Fractions Stefan Keune Dominic Lash
Steve Noble No Business NBLP 83
Une belle pochette blanc
minimal parsemée de points en forme de constellation papillonnante et le titre Fractions
pour une musique endiablée, arcboutée contre les éléments déchaînés, menée
par un saxophoniste incendiaire, Stefan
Keune. Personnalité réservée, improvisateur libre archétypal pour qui a
écouté le superbe duo pointilliste avec le guitariste John Russell (Frequency of Use / Nur Nicht Nur & Excerpts and Offerings / Acta), articulant
d’une précision ébouriffante des sonorités multiples et des harmoniques
aiguisées à la vitesse de l’éclair, le voici qui s’époumone avec une énergie et
un mordant rares. Un autre trio de Keune avec
le contrebassiste Hans Schneider et le batteur Achim Krämer, No
Comment, est le dernier grand album du label FMP et lorgnait vers une
veine plus expressionniste tout intégrant le silence et la lisibilité des moindres détails. Steve Noble est un des
percussionnistes phares de la scène londonienne, virevoltant sur ses fûts, tam-tam
et cymbale retournés dans la lignée Han Bennink. Dominic Lash, un contrebassiste en vue, apporte une assise
musicienne et un vrai savoir faire. Pris entre le marteau et l’enclume dans un
Vortex extasié (Dalston, Hackney), il ne se contente pas de faire figure de
tranche de gouda dans un sandwich. Par tous les moyens, ses doigtés font
palpiter le gros violon sous les assauts du batteur et sous le cri et la fureur
du cracheur de feu.
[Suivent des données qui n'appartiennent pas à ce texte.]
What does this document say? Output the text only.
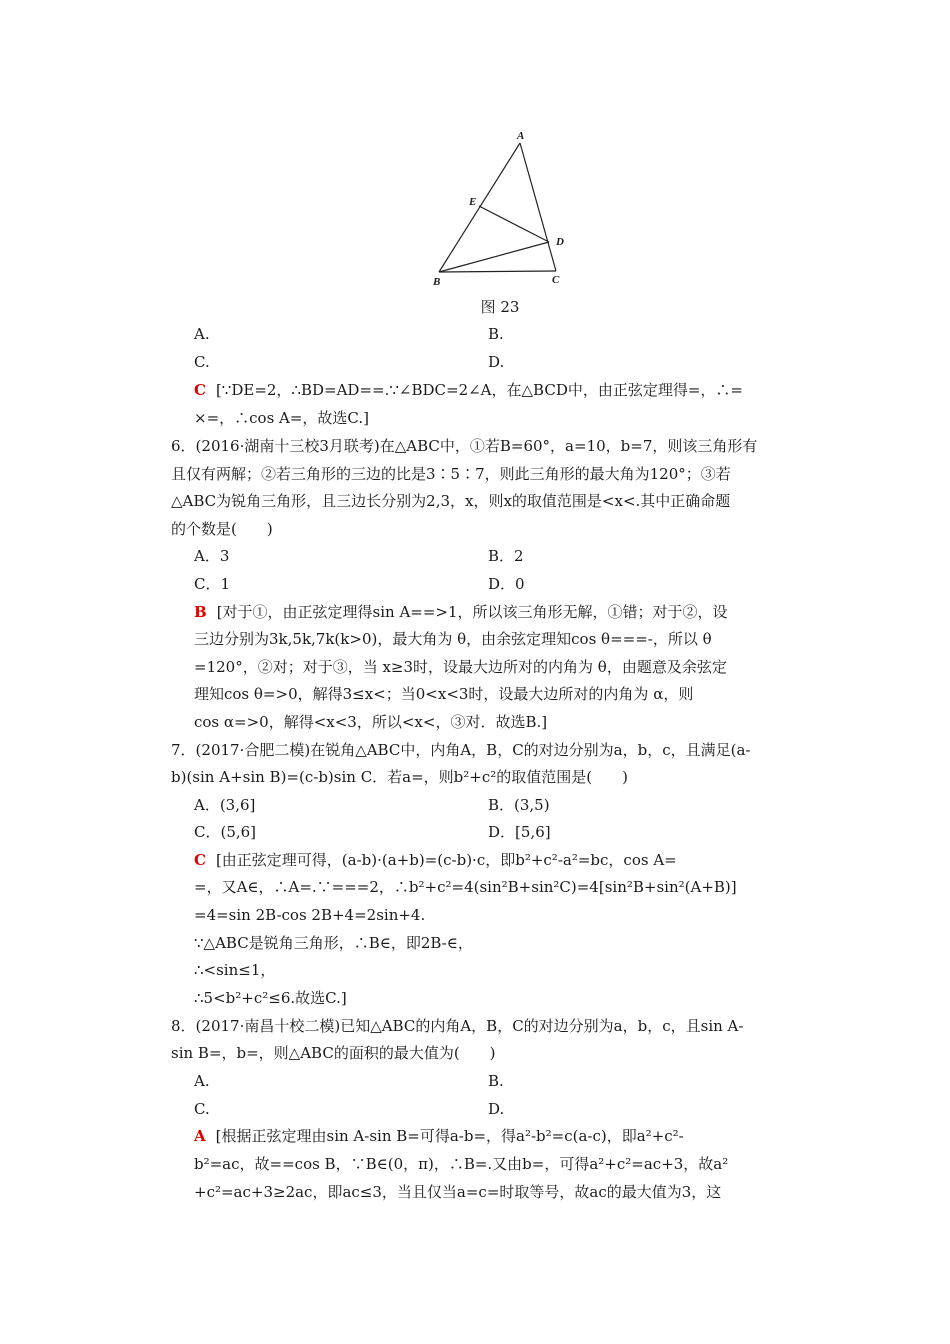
A
E
D
B	C
图 23
A.	B.
C.	D.
C [∵DE=2，∴BD=AD==.∵∠BDC=2∠A，在△BCD中，由正弦定理得=，∴=
×=，∴cos A=，故选C.]
6．(2016·湖南十三校3月联考)在△ABC中，①若B=60°，a=10，b=7，则该三角形有
且仅有两解；②若三角形的三边的比是3∶5∶7，则此三角形的最大角为120°；③若
△ABC为锐角三角形，且三边长分别为2,3，x，则x的取值范围是<x<.其中正确命题
的个数是(　　)
A．3	B．2
C．1	D．0
B [对于①，由正弦定理得sin A==>1，所以该三角形无解，①错；对于②，设
三边分别为3k,5k,7k(k>0)，最大角为 θ，由余弦定理知cos θ===-，所以 θ
=120°，②对；对于③，当 x≥3时，设最大边所对的内角为 θ，由题意及余弦定
理知cos θ=>0，解得3≤x<；当0<x<3时，设最大边所对的内角为 α，则
cos α=>0，解得<x<3，所以<x<，③对．故选B.]
7．(2017·合肥二模)在锐角△ABC中，内角A，B，C的对边分别为a，b，c，且满足(a-
b)(sin A+sin B)=(c-b)sin C．若a=，则b²+c²的取值范围是(　　)
A．(3,6]	B．(3,5)
C．(5,6]	D．[5,6]
C [由正弦定理可得，(a-b)·(a+b)=(c-b)·c，即b²+c²-a²=bc，cos A=
=，又A∈，∴A=.∵===2，∴b²+c²=4(sin²B+sin²C)=4[sin²B+sin²(A+B)]
=4=sin 2B-cos 2B+4=2sin+4.
∵△ABC是锐角三角形，∴B∈，即2B-∈，
∴<sin≤1，
∴5<b²+c²≤6.故选C.]
8．(2017·南昌十校二模)已知△ABC的内角A，B，C的对边分别为a，b，c，且sin A-
sin B=，b=，则△ABC的面积的最大值为(　　)
A.	B.
C.	D.
A [根据正弦定理由sin A-sin B=可得a-b=，得a²-b²=c(a-c)，即a²+c²-
b²=ac，故==cos B，∵B∈(0，π)，∴B=.又由b=，可得a²+c²=ac+3，故a²
+c²=ac+3≥2ac，即ac≤3，当且仅当a=c=时取等号，故ac的最大值为3，这
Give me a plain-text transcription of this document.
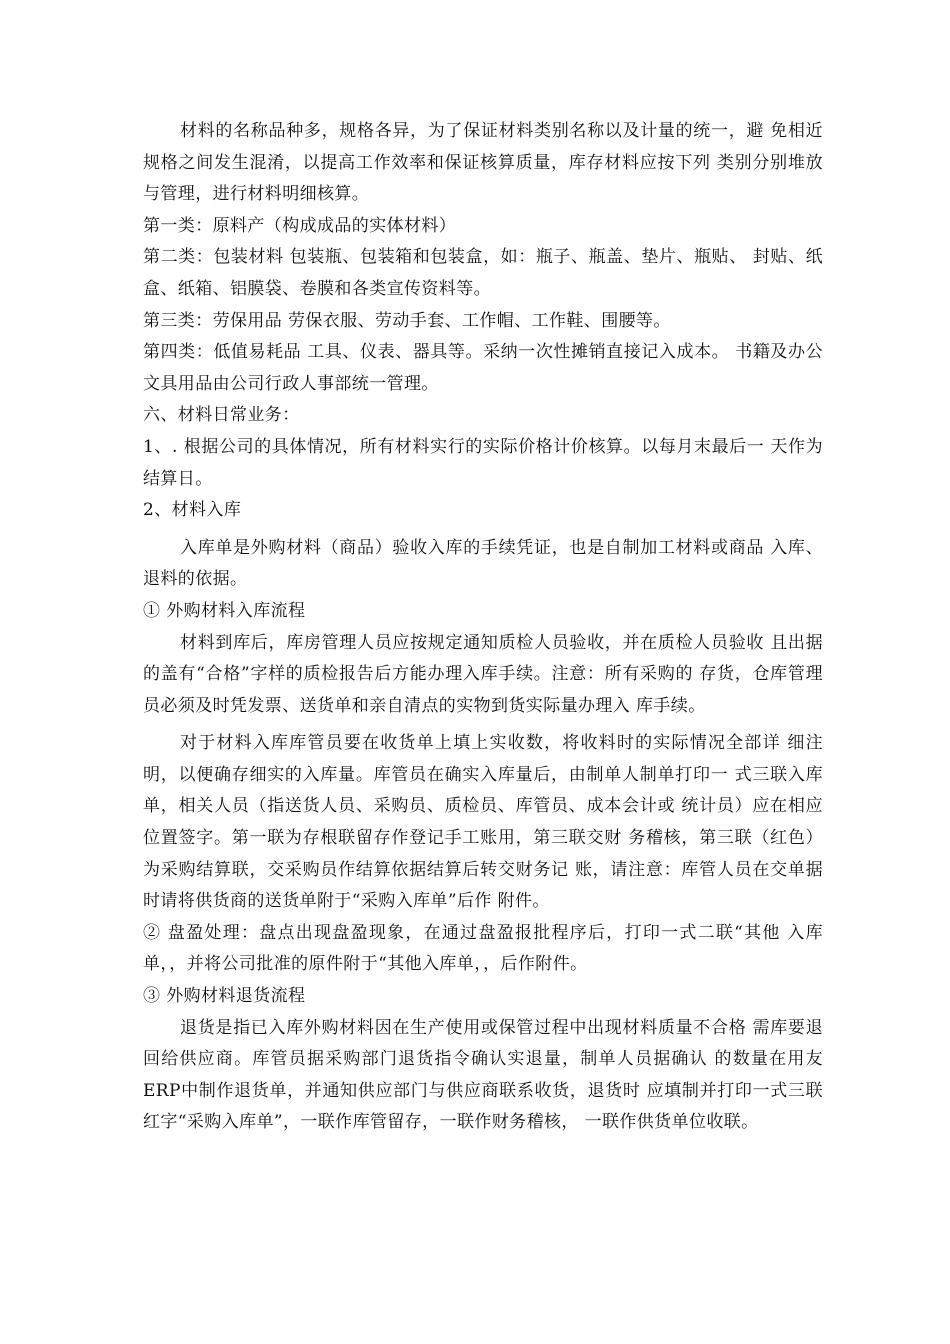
材料的名称品种多，规格各异，为了保证材料类别名称以及计量的统一，避 免相近规格之间发生混淆，以提高工作效率和保证核算质量，库存材料应按下列 类别分别堆放与管理，进行材料明细核算。

第一类：原料产（构成成品的实体材料）

第二类：包装材料 包装瓶、包装箱和包装盒，如：瓶子、瓶盖、垫片、瓶贴、 封贴、纸盒、纸箱、铝膜袋、卷膜和各类宣传资料等。

第三类：劳保用品 劳保衣服、劳动手套、工作帽、工作鞋、围腰等。

第四类：低值易耗品 工具、仪表、器具等。采纳一次性摊销直接记入成本。 书籍及办公文具用品由公司行政人事部统一管理。

六、材料日常业务：

1、. 根据公司的具体情况，所有材料实行的实际价格计价核算。以每月末最后一 天作为结算日。

2、材料入库

入库单是外购材料（商品）验收入库的手续凭证，也是自制加工材料或商品 入库、退料的依据。

① 外购材料入库流程

材料到库后，库房管理人员应按规定通知质检人员验收，并在质检人员验收 且出据的盖有“合格”字样的质检报告后方能办理入库手续。注意：所有采购的 存货，仓库管理员必须及时凭发票、送货单和亲自清点的实物到货实际量办理入 库手续。

对于材料入库库管员要在收货单上填上实收数，将收料时的实际情况全部详 细注明，以便确存细实的入库量。库管员在确实入库量后，由制单人制单打印一 式三联入库单，相关人员（指送货人员、采购员、质检员、库管员、成本会计或 统计员）应在相应位置签字。第一联为存根联留存作登记手工账用，第三联交财 务稽核，第三联（红色）为采购结算联，交采购员作结算依据结算后转交财务记 账，请注意：库管人员在交单据时请将供货商的送货单附于“采购入库单”后作 附件。

② 盘盈处理：盘点出现盘盈现象，在通过盘盈报批程序后，打印一式二联“其他 入库单，，并将公司批准的原件附于“其他入库单，，后作附件。

③ 外购材料退货流程

退货是指已入库外购材料因在生产使用或保管过程中出现材料质量不合格 需库要退回给供应商。库管员据采购部门退货指令确认实退量，制单人员据确认 的数量在用友ERP中制作退货单，并通知供应部门与供应商联系收货，退货时 应填制并打印一式三联红字“采购入库单”，一联作库管留存，一联作财务稽核， 一联作供货单位收联。
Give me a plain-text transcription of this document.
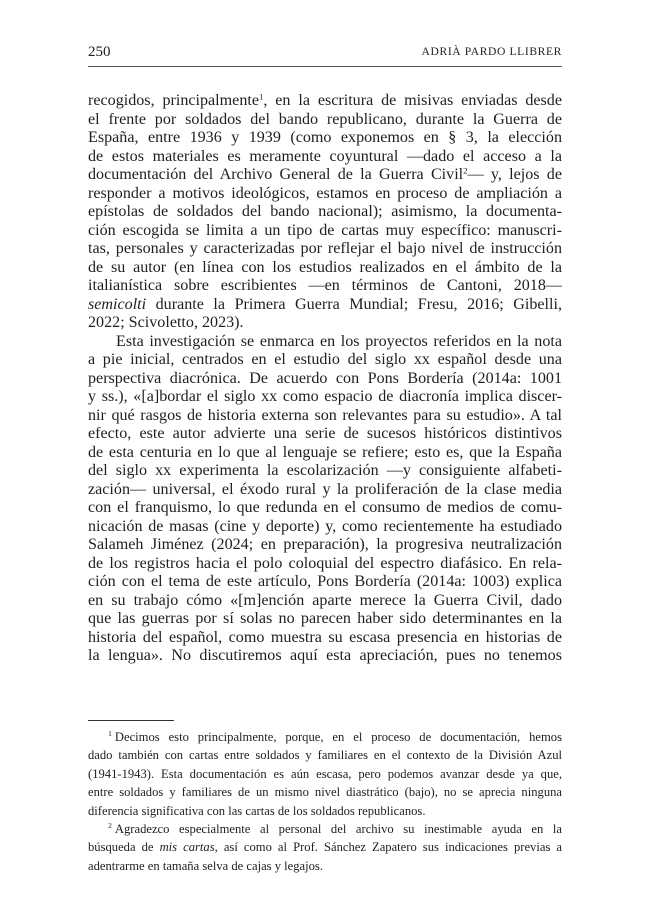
250	ADRIÀ PARDO LLIBRER
recogidos, principalmente$^1$, en la escritura de misivas enviadas desde
el frente por soldados del bando republicano, durante la Guerra de
España, entre 1936 y 1939 (como exponemos en § 3, la elección
de estos materiales es meramente coyuntural —dado el acceso a la
documentación del Archivo General de la Guerra Civil$^2$— y, lejos de
responder a motivos ideológicos, estamos en proceso de ampliación a
epístolas de soldados del bando nacional); asimismo, la documenta-
ción escogida se limita a un tipo de cartas muy específico: manuscri-
tas, personales y caracterizadas por reflejar el bajo nivel de instrucción
de su autor (en línea con los estudios realizados en el ámbito de la
italianística sobre escribientes —en términos de Cantoni, 2018—
semicolti durante la Primera Guerra Mundial; Fresu, 2016; Gibelli,
2022; Scivoletto, 2023).
Esta investigación se enmarca en los proyectos referidos en la nota
a pie inicial, centrados en el estudio del siglo xx español desde una
perspectiva diacrónica. De acuerdo con Pons Bordería (2014a: 1001
y ss.), «[a]bordar el siglo xx como espacio de diacronía implica discer-
nir qué rasgos de historia externa son relevantes para su estudio». A tal
efecto, este autor advierte una serie de sucesos históricos distintivos
de esta centuria en lo que al lenguaje se refiere; esto es, que la España
del siglo xx experimenta la escolarización —y consiguiente alfabeti-
zación— universal, el éxodo rural y la proliferación de la clase media
con el franquismo, lo que redunda en el consumo de medios de comu-
nicación de masas (cine y deporte) y, como recientemente ha estudiado
Salameh Jiménez (2024; en preparación), la progresiva neutralización
de los registros hacia el polo coloquial del espectro diafásico. En rela-
ción con el tema de este artículo, Pons Bordería (2014a: 1003) explica
en su trabajo cómo «[m]ención aparte merece la Guerra Civil, dado
que las guerras por sí solas no parecen haber sido determinantes en la
historia del español, como muestra su escasa presencia en historias de
la lengua». No discutiremos aquí esta apreciación, pues no tenemos
$^1$ Decimos esto principalmente, porque, en el proceso de documentación, hemos
dado también con cartas entre soldados y familiares en el contexto de la División Azul
(1941-1943). Esta documentación es aún escasa, pero podemos avanzar desde ya que,
entre soldados y familiares de un mismo nivel diastrático (bajo), no se aprecia ninguna
diferencia significativa con las cartas de los soldados republicanos.
$^2$ Agradezco especialmente al personal del archivo su inestimable ayuda en la
búsqueda de mis cartas, así como al Prof. Sánchez Zapatero sus indicaciones previas a
adentrarme en tamaña selva de cajas y legajos.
Si voir et écouter Mats Gustafsson et Peter Brötzmann qui se lâchent est votre
tasse de thé ou … votre coupe de Chimay Bleue (souvenirs de Peter B avec une
pinte teutonne pleine à ras-bord de Chimay à Anvers), il faut absolument que
vous preniez Stefan Keune sur le coin de la figure. Ne vous fiez pas à son
allure d’homme rangé bon enfant, notre soufflant en connaît un rayon pour
chauffer à blanc l’anche et faire hurler la colonne d’air qui contraste avec
son air de sainte nitouche. C’est d’ailleurs ce qui fait toute le sel de ses
performances… Véritable autodidacte 100%, il s’est créé un univers original, un
son et une attaque de l’instrument immédiatement reconnaissable, quelque soit
son humeur ou l’instrument, alto, baryton, ténor ou sopranino. Ce sont ces deux
derniers instruments avec lesquels il œuvre ici. Venu au saxophone par la
pratique sur le tas, il se distingue par une complexité dans le jeu et une
énergie atavique car il a travaillé son instrument de la manière la plus
exigeante qui soit en suivant une approche très peu orthodoxe. Un très original dans la mouvance Evan
Parker et c’est dans la Longest Night
de 1976 (Ogun) qu’il faille chercher la connection ! On apprécie son registre pointu au petit
saxophone dans le premier morceau de la seconde face, celle-ci étant plus
orientée vers une dynamique sonore interactive à laquellle se prête mieux la
volatilité du sopranino, explosant ici par le souffle véhément et abrasif de Keune. Sorry, si j’ai l’air
d’insister sur notre soufflant par rapport à ses deux camarades, on a
entendu ces derniers temps Steve Noble
avec Brötzmann, Mc Phee, Simon Fell, John Edwards etc… , - pas mal de
festivaliers étaient éberlués de n’avoir jamais encore ouï dire de cet
enthousiasmant percussionniste -, Stefan
Keune est un des plus sérieux clients qu’il faille faire connaître pour
remettre les choses à leur place : un immense plaisir d’écoute, la free-music à l’état pur. Dans la foulée, recherchez Frequency of Use (Nur Nicht Nur) et Excerpts and Offerings (Acta) avant qu’il
ne soit trop tard ou The Short and the Long of It (Creative Sources) !
PS : Un autre
enregistrement en duo avec avec Paul Lovens serait en attente de publication
Guylaine Cosseron Xavier Charles Frédéric Blondy Rhrr…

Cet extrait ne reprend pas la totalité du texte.